My wife is impressed when I tell her Susan’s description of her home world (silver-leafed trees and a burnt orange sky) will be referenced by both Paul McGann and David Tennant later in the series. Our first cat was called Gallifrey, and we both remember welling up the first time David Tennant mentioned him by name not long after he died. But I digress, because Ian and the Doctor have stumbled upon a bunch of humans who are waging a misguided guerrilla war against the Sensorites.

The SensoritesSue: I don’t believe it! They haven’t got real names, either! Everyone’s called ‘One’ or ‘Two’, or ‘First this’ and ‘Second that’. Didn’t the writer have a book of baby names he could draw upon?
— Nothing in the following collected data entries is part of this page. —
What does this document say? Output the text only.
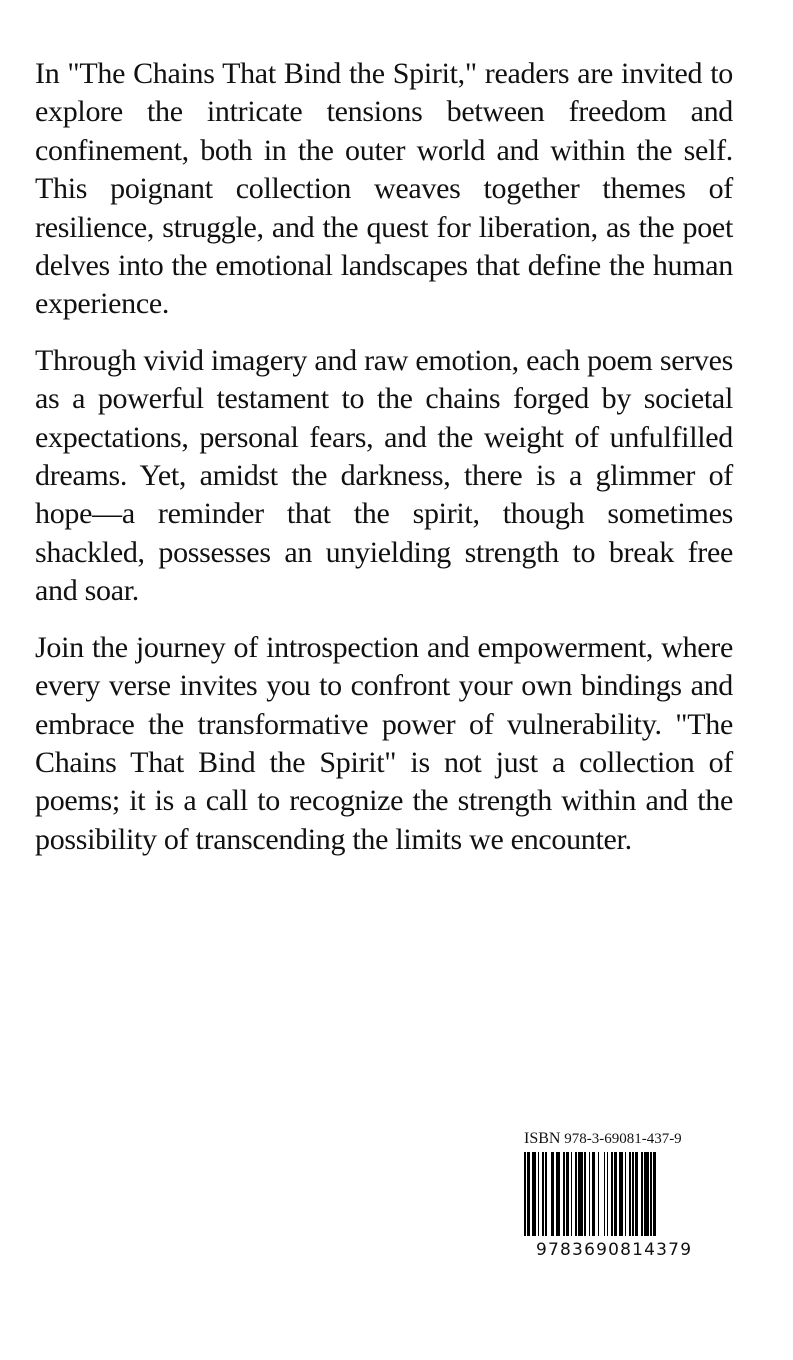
In "The Chains That Bind the Spirit," readers are invited to explore the intricate tensions between freedom and confinement, both in the outer world and within the self. This poignant collection weaves together themes of resilience, struggle, and the quest for liberation, as the poet delves into the emotional landscapes that define the human experience.

Through vivid imagery and raw emotion, each poem serves as a powerful testament to the chains forged by societal expectations, personal fears, and the weight of unfulfilled dreams. Yet, amidst the darkness, there is a glimmer of hope—a reminder that the spirit, though sometimes shackled, possesses an unyielding strength to break free and soar.

Join the journey of introspection and empowerment, where every verse invites you to confront your own bindings and embrace the transformative power of vulnerability. "The Chains That Bind the Spirit" is not just a collection of poems; it is a call to recognize the strength within and the possibility of transcending the limits we encounter.

ISBN 978-3-69081-437-9
9783690814379
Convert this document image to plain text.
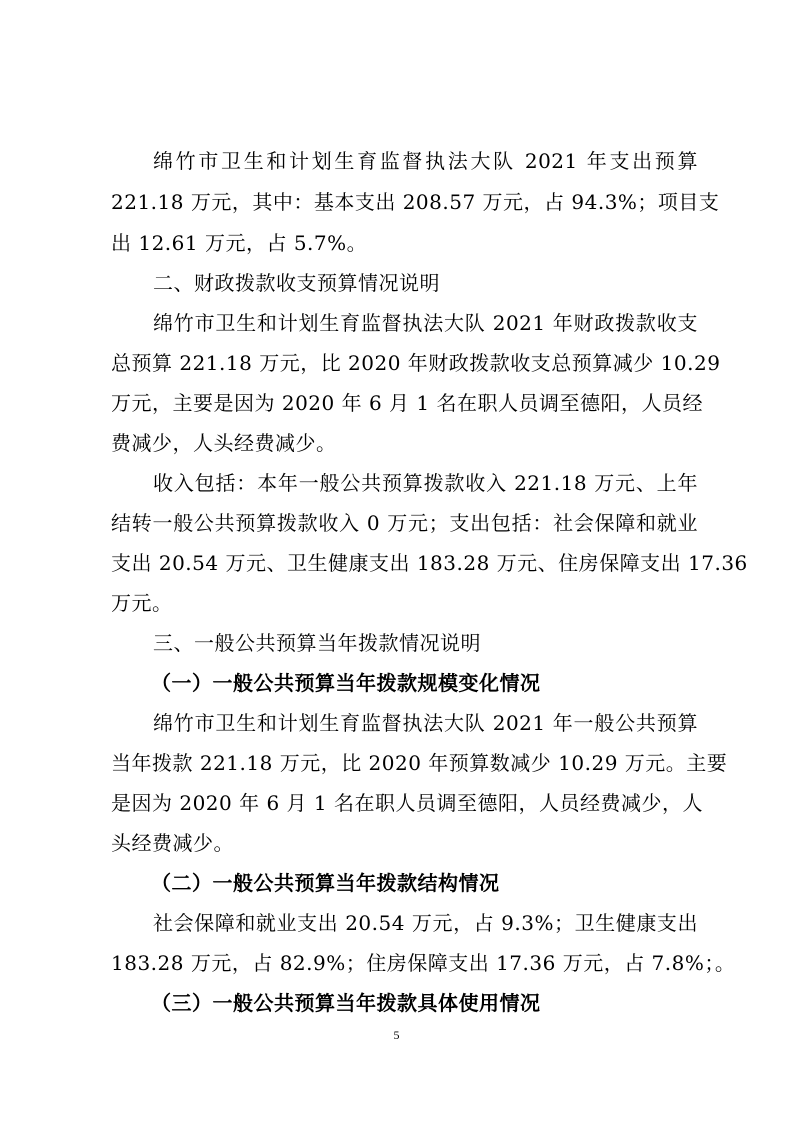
绵竹市卫生和计划生育监督执法大队 2021 年支出预算
221.18 万元，其中：基本支出 208.57 万元，占 94.3%；项目支
出 12.61 万元，占 5.7%。
二、财政拨款收支预算情况说明
绵竹市卫生和计划生育监督执法大队 2021 年财政拨款收支
总预算 221.18 万元，比 2020 年财政拨款收支总预算减少 10.29
万元，主要是因为 2020 年 6 月 1 名在职人员调至德阳，人员经
费减少，人头经费减少。
收入包括：本年一般公共预算拨款收入 221.18 万元、上年
结转一般公共预算拨款收入 0 万元；支出包括：社会保障和就业
支出 20.54 万元、卫生健康支出 183.28 万元、住房保障支出 17.36
万元。
三、一般公共预算当年拨款情况说明
（一）一般公共预算当年拨款规模变化情况
绵竹市卫生和计划生育监督执法大队 2021 年一般公共预算
当年拨款 221.18 万元，比 2020 年预算数减少 10.29 万元。主要
是因为 2020 年 6 月 1 名在职人员调至德阳，人员经费减少，人
头经费减少。
（二）一般公共预算当年拨款结构情况
社会保障和就业支出 20.54 万元，占 9.3%；卫生健康支出
183.28 万元，占 82.9%；住房保障支出 17.36 万元，占 7.8%；。
（三）一般公共预算当年拨款具体使用情况
5
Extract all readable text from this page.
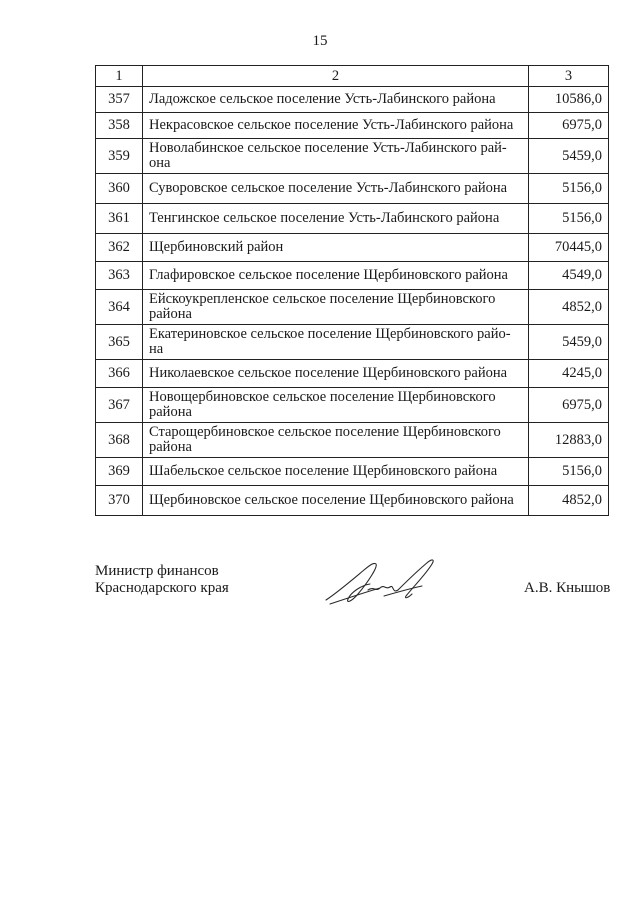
15
1	2	3
357	Ладожское сельское поселение Усть-Лабинского района	10586,0
358	Некрасовское сельское поселение Усть-Лабинского района	6975,0
359	Новолабинское сельское поселение Усть-Лабинского рай-она	5459,0
360	Суворовское сельское поселение Усть-Лабинского района	5156,0
361	Тенгинское сельское поселение Усть-Лабинского района	5156,0
362	Щербиновский район	70445,0
363	Глафировское сельское поселение Щербиновского района	4549,0
364	Ейскоукрепленское сельское поселение Щербиновского района	4852,0
365	Екатериновское сельское поселение Щербиновского райо-на	5459,0
366	Николаевское сельское поселение Щербиновского района	4245,0
367	Новощербиновское сельское поселение Щербиновского района	6975,0
368	Старощербиновское сельское поселение Щербиновского района	12883,0
369	Шабельское сельское поселение Щербиновского района	5156,0
370	Щербиновское сельское поселение Щербиновского района	4852,0
Министр финансов
Краснодарского края	А.В. Кнышов
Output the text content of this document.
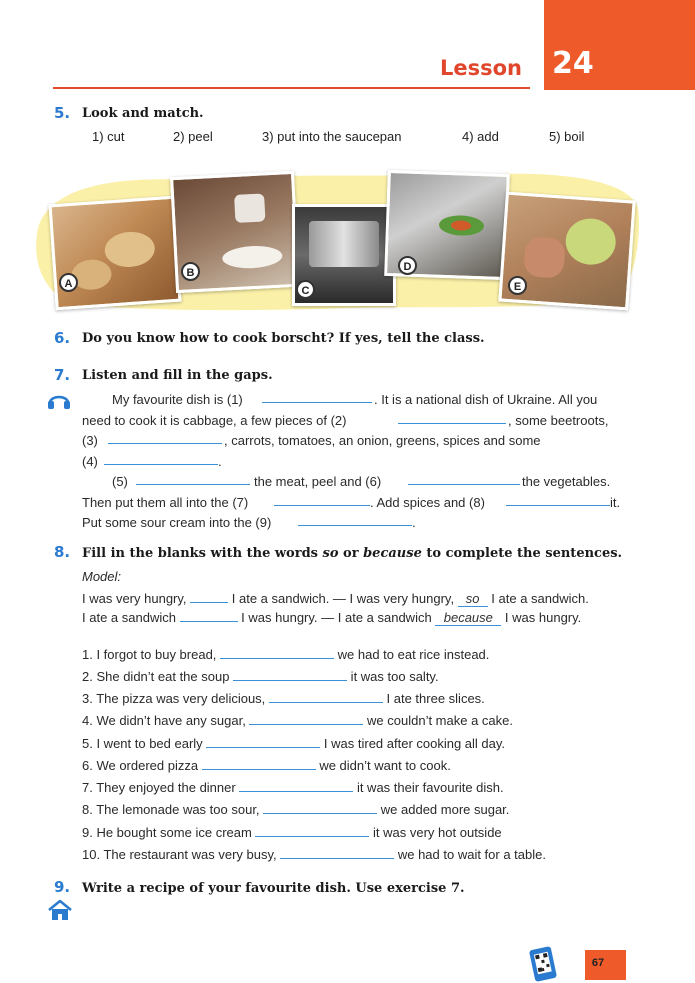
24
Lesson
5. Look and match.
1) cut	2) peel	3) put into the saucepan	4) add	5) boil
A
B
C
D
E
6. Do you know how to cook borscht? If yes, tell the class.
7. Listen and fill in the gaps.
My favourite dish is (1)	. It is a national dish of Ukraine. All you
need to cook it is cabbage, a few pieces of (2)	, some beetroots,
(3)	, carrots, tomatoes, an onion, greens, spices and some
(4)	.
(5)	the meat, peel and (6)	the vegetables.
Then put them all into the (7)	. Add spices and (8)	it.
Put some sour cream into the (9)	.
8. Fill in the blanks with the words so or because to complete the sentences.
Model:
I was very hungry,	I ate a sandwich. — I was very hungry, so I ate a sandwich.
I ate a sandwich	I was hungry. — I ate a sandwich because I was hungry.
1. I forgot to buy bread,	we had to eat rice instead.
2. She didn’t eat the soup	it was too salty.
3. The pizza was very delicious,	I ate three slices.
4. We didn’t have any sugar,	we couldn’t make a cake.
5. I went to bed early	I was tired after cooking all day.
6. We ordered pizza	we didn’t want to cook.
7. They enjoyed the dinner	it was their favourite dish.
8. The lemonade was too sour,	we added more sugar.
9. He bought some ice cream	it was very hot outside
10. The restaurant was very busy,	we had to wait for a table.
9. Write a recipe of your favourite dish. Use exercise 7.
67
And why are the humans carrying giant pencils?

As the story limps to its rather lame conclusion, we are treated to a marvellous moment where the Doctor and Susan discuss a possible return to their home planet.

Sue: So is that the story arc for the entire series – the Doctor trying to find his way home?
Me: Yeah, I suppose it is.

The Score

Sue: Well, that was all right. I didn’t have a problem with it, and if that’s the worst you can throw at me, we’ll be fine.


Sue: I think I liked it more than you did because it wasn’t vidfired. I liked the fact that it looked old and battered, because it hid some of its imperfections. Yeah, it was fine.

Wow. Not only did we make it through my own personal blind spot, Sue can’t wait to carry on.

Sue: Right, so where are we going next?